Series editors’ introduction

Despite the high visibility of youth films in the global media marketplace, especially since the 1980s when Conglomerate Hollywood realised that such films were not only strong box-office performers but also the starting point for ancillary sales in other media markets as well as for franchise building, academic studies that focused specifically on such films were slow to materialise. Arguably the most important factor behind academia’s reluctance to engage with youth films was a (then) widespread perception within the Film and Media Studies communities that such films held little cultural value and significance, and therefore were not worthy of serious scholarly research and examination. Just like the young subjects they represented, whose interests and cultural practices have been routinely deemed transitional and transitory, so were the films that represented them perceived as fleeting and easily digestible, destined to be forgotten quickly, as soon as the next youth film arrived in cinema screens a week later.

Under these circumstances, and despite a small number of pioneering studies in the 1980s and early 1990s, the field of ‘youth film studies’ did not really start blossoming and attracting significant scholarly attention until the 2000s and in combination with similar developments in cognate areas such as ‘girl studies’. However, because of the paucity of material in the previous decades, the majority of these new studies in the 2000s focused primarily on charting the field and therefore steered clear of long, in-depth examinations of youth films or was exemplified by edited collections that chose particular films to highlight certain issues to the detriment of others. In other words, despite providing often wonderfully rich accounts of youth cultures as these have been captured by key films, these studies could not have possibly dedicate sufficient space to engage with more than just a few key aspects of youth films.

In more recent (post-2010) years, a number of academic studies started delimiting their focus and therefore providing more space for in-depth examinations of key types of youth films, such as slasher films and biker films, or examining youth films in particular historical periods. From that point on, it was a matter of time for the first publications that focused exclusively on key youth films from a number of perspectives to appear (Mamma Mia! The Movie, Twilight and Dirty Dancing are among the first films to receive this treatment). Conceived primarily as edited collections, these studies provided a multifaceted analysis of these films, focusing on such issues as the politics of representing youth, the stylistic and narrative choices that characterise these films, and the extent to which they are representative of a youth cinema, the ways these films address their audiences, the ways youth audiences engage with these films, the films’ industrial location, and other relevant issues.

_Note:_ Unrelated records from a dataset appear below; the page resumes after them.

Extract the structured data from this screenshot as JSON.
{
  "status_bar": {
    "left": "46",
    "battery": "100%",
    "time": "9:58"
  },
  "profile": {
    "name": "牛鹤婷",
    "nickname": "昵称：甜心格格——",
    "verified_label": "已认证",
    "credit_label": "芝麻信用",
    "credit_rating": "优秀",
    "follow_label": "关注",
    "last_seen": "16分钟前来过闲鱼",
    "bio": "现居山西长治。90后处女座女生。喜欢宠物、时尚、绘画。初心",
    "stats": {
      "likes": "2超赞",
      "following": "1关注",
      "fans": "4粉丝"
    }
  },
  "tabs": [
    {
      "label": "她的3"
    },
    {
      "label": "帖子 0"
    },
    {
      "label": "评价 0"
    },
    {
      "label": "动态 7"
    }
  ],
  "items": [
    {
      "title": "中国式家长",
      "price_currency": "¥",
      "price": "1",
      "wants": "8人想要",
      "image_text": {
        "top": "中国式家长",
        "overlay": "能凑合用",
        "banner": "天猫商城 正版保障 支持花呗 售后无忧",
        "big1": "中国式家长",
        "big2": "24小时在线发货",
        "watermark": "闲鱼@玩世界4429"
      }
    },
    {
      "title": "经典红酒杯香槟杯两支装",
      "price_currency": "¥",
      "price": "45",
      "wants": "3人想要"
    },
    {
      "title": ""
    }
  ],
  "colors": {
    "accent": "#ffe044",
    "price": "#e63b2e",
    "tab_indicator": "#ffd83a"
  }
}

It is within this increasingly maturing and expanding academic environment that the Cinema and Youth Cultures volumes arrive, aiming to consolidate existing knowledge, provide new perspectives, apply innovative methodological approaches, offer sustained and in-depth analyses of key films, and therefore become the ‘go to’ resource for students and scholars interested in theoretically informed, authoritative accounts of youth cultures in film. As editors, we have tried to be as inclusive as possible in our selection of key examples of youth films by commissioning volumes on films that span the history of cinema, including the silent film era; that portray contemporary youth cultures as well as ones associated with particular historical periods; that represent examples of mainstream and independent cinema; that originate in American cinema and the cinemas of other nations; that attracted significant critical attention and commercial success during their initial release; and that were ‘rediscovered’ after an unpromising initial critical reception. Together these volumes are going to advance youth film studies while also being able to offer extremely detailed examinations of films that are now considered significant contributions to cinema and our cultural life more broadly.

We hope readers will enjoy the series.